Ausgabe 5 – IM STRESS

Autor

Maximilian Plenert


Maximilian Plenert ist studierter Physiker und Cannabispatient.

Beim Thema Cannabis als Medizin macht ihm keiner etwas vor.

Viele der Menschen, denen Cannabis als Medizin helfen könnte, wissen dies noch nicht einmal. Selbst wenn sie es vermuten, ist kaum allgemein bekannt, dass und welche Möglichkeiten es heute gibt, eine Therapie mit Cannabis zu erhalten. Ansprechpartner wie Ärzte und Krankenkassen nennen oft keine oder falsche Informationen. Patienten berichteten von pauschaler Ablehnung und beendeten Telefonaten, wenn sie in der Arztpraxis Cannabis thematisierten. Einige Patienten erlebten verbale Verurteilungen oder man unterstellte ihnen eine Cannabisabhängigkeit. Und manche wurden von ihrem langjährigen Arzt sogar mehr oder weniger freundlich rausgeworfen. Die Kommunikation wird durch die Umkehrung der gewohnten Verhältnisse nicht einfacher: Denn wenn es um Cannabis geht, müssen oft Patienten ihre Ärzte aufklären.

 

Haftung der Ärzte

Auch Bedenken von Ärzten muss man anerkennen und respektieren. Ein Arzt sollte schließlich nach bestem Wissen und Gewissen handeln und sich zudem an die gesetzlichen Regelungen halten. Tut er dies nicht, drohen ihm berufliche und finanzielle Strafen. Daher macht es wenig Sinn, seinen Arzt zu einer Therapie mit Cannabis zu zwingen.
Für jede Therapie und damit jedes Rezept haftet der Arzt. Im Streitfall reicht es nicht, nach besten Wissen und Gewissen gehandelt zu haben. Normalerweise verschreiben Ärzte Medikamente, die in medizinischen Leitlinien empfohlen werden. Diese Medikamente haben einen Beipackzettel und sind für die jeweilige Diagnose zugelassen. Bei Cannabisblüten trifft davon vieles nicht zu.
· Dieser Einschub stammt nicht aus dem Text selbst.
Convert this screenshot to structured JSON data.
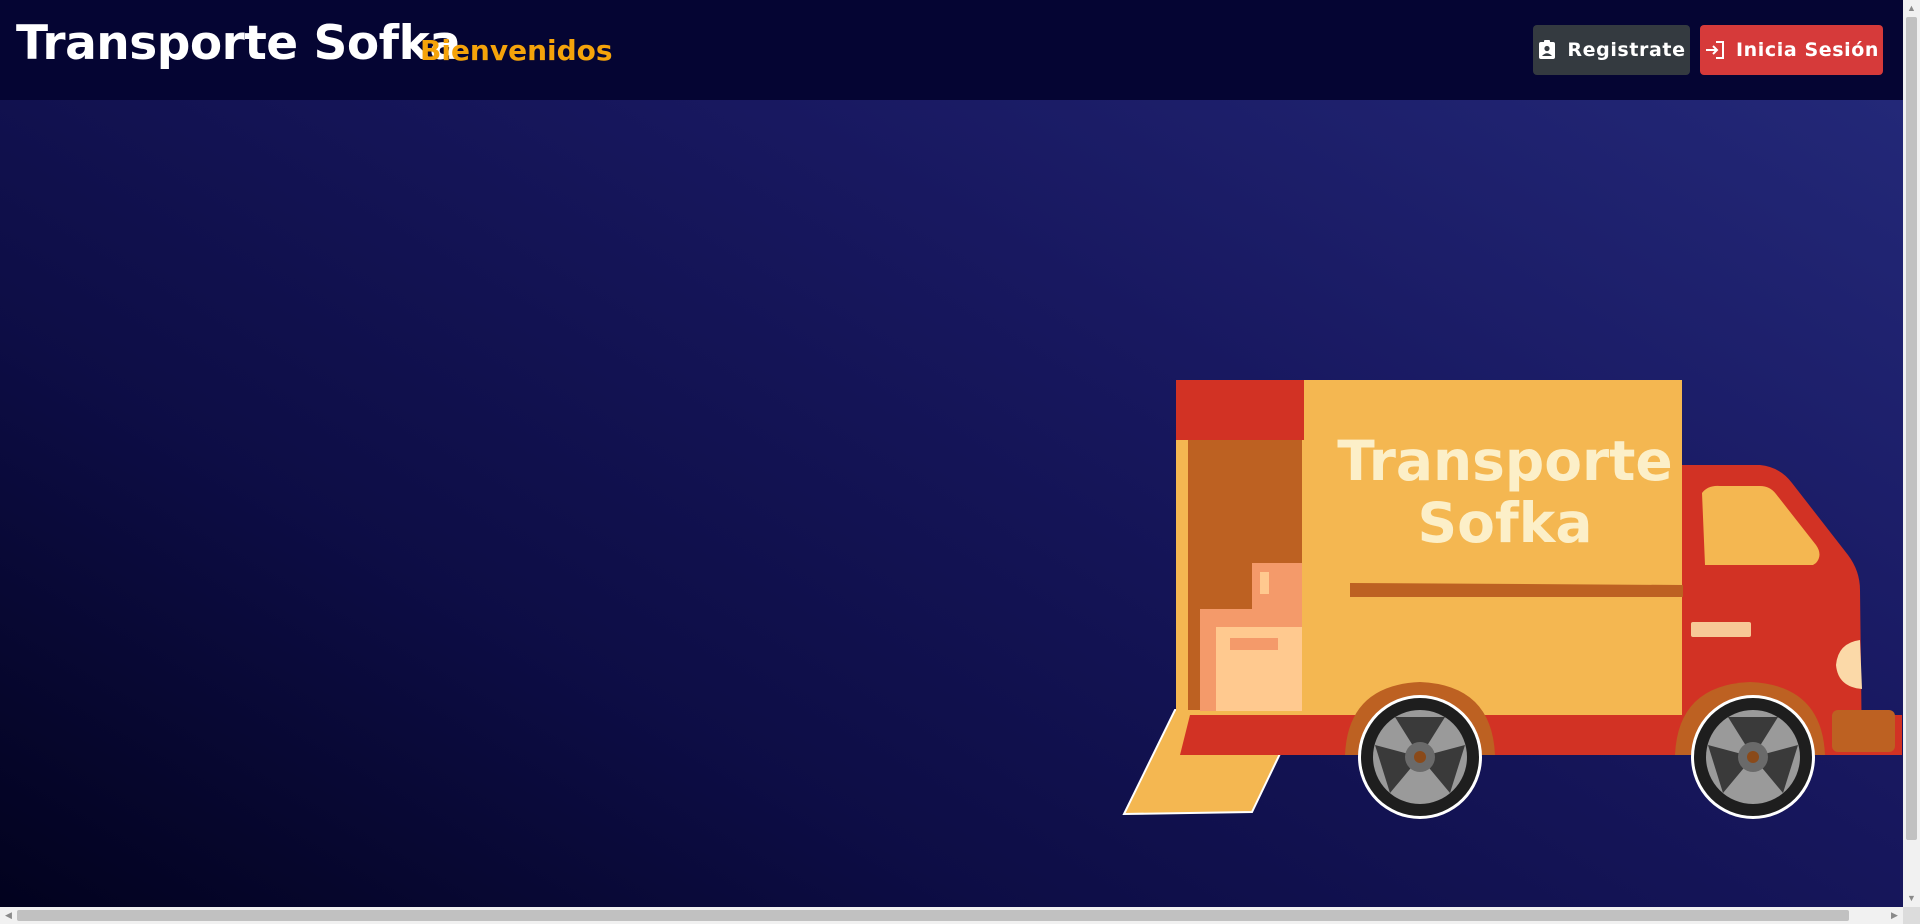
{
  "navbar": {
    "brand": "Transporte Sofka",
    "welcome": "Bienvenidos",
    "register_label": "Registrate",
    "register_icon": "contact-id-icon",
    "login_label": "Inicia Sesión",
    "login_icon": "login-icon"
  },
  "hero": {
    "truck_text_line1": "Transporte",
    "truck_text_line2": "Sofka"
  },
  "colors": {
    "navbar_bg": "#050533",
    "welcome": "#f5a30a",
    "register_bg": "#343a40",
    "login_bg": "#d63a3a",
    "truck_box": "#f4b751",
    "truck_cab": "#d23224"
  }
}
Der Arzt kann sich aber mit einem ausführlichen und dokumentierten Aufklärungsgespräch rechtlich absichern.

 

Evidenz

Bei Cannabis stehen wir vor einem Dilemma. Während es kaum klinische Studien zu einzelnen Diagnosen gibt, bei denen Cannabis wirksam eingesetzt wird, sind Risiken gut erforscht. Auf der anderen Seite gibt es unzählige positive Patientenerfahrungen.
Die Evidenzbasierung von ärztlichem Handeln bedeutet die Nutzung der bestmöglichen Evidenz, und nicht, dass „nur klinische Studien zählen“. Ärzte dürften aber nicht einfach aus Mangel an Studien das medizinische Handeln unterlassen und einen individuellen Therapieversuch deswegen gar nicht in Erwägung ziehen.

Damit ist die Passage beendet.